Final Notes & Warnings

Avoid the "cheapest" trap. As I've learned, a cheap order of tile can become an expensive problem because of delays, damage, and color variation. I'm not saying you need the priciest tile, but you need a supplier who is reliable and local or has a strong distribution network in Florida.

Don't assume all Florida tile suppliers are the same. We've had great experiences with local showrooms that carry things like Ainslee Park, but terrible ones trying to order Schluter trim through a national big box that had no idea what a standard profile was. Partner with a specialist who knows the Florida market.

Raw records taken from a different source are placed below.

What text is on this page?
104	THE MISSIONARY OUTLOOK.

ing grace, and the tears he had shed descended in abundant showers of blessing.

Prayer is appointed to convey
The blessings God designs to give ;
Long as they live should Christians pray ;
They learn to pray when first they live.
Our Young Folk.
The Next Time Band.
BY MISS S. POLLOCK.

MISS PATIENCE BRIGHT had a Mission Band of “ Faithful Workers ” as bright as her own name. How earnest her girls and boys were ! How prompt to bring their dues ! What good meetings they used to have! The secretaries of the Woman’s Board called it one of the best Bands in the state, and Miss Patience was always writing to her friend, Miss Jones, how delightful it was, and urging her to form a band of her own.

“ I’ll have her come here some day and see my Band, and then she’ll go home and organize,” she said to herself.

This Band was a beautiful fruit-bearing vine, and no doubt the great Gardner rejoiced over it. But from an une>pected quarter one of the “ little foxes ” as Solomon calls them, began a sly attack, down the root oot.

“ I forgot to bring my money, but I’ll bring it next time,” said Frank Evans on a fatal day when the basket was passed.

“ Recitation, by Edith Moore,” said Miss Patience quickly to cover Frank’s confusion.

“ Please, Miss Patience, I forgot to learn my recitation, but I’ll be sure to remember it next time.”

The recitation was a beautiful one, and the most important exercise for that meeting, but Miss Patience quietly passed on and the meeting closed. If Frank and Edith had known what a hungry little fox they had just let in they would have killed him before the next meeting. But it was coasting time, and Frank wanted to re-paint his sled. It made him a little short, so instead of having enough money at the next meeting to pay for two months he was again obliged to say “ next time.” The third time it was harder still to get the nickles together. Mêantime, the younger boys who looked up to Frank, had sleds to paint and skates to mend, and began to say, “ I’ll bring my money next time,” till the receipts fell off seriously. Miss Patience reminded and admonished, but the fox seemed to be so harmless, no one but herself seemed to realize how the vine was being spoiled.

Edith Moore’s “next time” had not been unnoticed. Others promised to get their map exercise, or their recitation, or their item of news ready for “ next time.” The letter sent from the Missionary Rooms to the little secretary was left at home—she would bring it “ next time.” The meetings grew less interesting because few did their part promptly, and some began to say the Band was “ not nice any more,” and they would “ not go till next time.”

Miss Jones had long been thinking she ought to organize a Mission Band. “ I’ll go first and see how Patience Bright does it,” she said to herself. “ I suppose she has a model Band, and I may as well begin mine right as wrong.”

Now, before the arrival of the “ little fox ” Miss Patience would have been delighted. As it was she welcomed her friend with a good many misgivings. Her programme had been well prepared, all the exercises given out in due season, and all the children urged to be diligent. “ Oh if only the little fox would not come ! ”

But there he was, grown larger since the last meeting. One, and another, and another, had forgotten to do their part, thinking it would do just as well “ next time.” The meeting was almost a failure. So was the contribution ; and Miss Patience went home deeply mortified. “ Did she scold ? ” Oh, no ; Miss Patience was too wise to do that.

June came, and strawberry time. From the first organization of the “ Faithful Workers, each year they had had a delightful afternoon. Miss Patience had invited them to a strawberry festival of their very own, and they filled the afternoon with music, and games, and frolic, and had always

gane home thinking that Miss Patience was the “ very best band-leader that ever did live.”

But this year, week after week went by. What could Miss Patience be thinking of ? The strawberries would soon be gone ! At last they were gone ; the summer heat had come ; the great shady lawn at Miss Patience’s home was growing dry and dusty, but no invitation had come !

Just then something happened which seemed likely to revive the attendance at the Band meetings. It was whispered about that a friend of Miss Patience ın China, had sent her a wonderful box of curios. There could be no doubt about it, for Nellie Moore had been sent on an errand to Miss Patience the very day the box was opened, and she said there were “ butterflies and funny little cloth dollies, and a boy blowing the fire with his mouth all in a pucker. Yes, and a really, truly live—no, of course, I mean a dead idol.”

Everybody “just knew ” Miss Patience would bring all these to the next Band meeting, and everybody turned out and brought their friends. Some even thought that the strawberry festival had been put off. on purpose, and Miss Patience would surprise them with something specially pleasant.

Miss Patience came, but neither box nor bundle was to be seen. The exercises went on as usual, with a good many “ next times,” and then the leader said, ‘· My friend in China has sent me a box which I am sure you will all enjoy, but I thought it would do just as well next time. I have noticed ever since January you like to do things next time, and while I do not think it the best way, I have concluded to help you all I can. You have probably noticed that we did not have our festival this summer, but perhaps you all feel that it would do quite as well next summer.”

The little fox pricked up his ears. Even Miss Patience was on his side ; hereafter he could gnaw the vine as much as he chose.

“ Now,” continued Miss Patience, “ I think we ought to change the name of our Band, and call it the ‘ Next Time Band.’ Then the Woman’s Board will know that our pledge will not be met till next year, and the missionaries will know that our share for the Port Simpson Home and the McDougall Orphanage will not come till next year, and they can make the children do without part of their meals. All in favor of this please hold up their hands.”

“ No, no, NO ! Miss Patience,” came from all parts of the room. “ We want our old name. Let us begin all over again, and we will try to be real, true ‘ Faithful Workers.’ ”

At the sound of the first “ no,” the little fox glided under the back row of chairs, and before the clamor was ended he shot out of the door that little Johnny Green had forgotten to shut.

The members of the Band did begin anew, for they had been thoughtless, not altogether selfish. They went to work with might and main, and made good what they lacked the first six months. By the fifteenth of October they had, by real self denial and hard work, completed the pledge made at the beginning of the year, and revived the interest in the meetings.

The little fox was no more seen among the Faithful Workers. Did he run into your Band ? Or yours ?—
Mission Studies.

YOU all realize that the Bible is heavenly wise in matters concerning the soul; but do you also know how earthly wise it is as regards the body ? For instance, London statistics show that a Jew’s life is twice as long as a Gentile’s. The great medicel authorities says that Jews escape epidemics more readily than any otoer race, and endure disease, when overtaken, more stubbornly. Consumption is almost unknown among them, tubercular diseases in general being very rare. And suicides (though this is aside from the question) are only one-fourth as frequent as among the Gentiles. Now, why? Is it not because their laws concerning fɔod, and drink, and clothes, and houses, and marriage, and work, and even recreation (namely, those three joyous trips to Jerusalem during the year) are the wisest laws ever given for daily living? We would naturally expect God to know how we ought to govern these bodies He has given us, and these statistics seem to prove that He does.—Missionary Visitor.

Watch for calendar surprises. I once ordered a popular porcelain tile in October for a December build. The supplier said it was in stock. It was in stock in their Georgia warehouse, not Miami. It took two weeks to get to our jobsite. Add two weeks of buffer to every order.

The check-list is your friend. It's not about perfection, it's about consistency. I've personally made and documented 37 significant mistakes totaling roughly $18,000 in wasted budget. Now our team's checklist prevents others from repeating my errors. Use this one. Adapt it. But for the love of good construction, don't assume you'll remember. Write it down.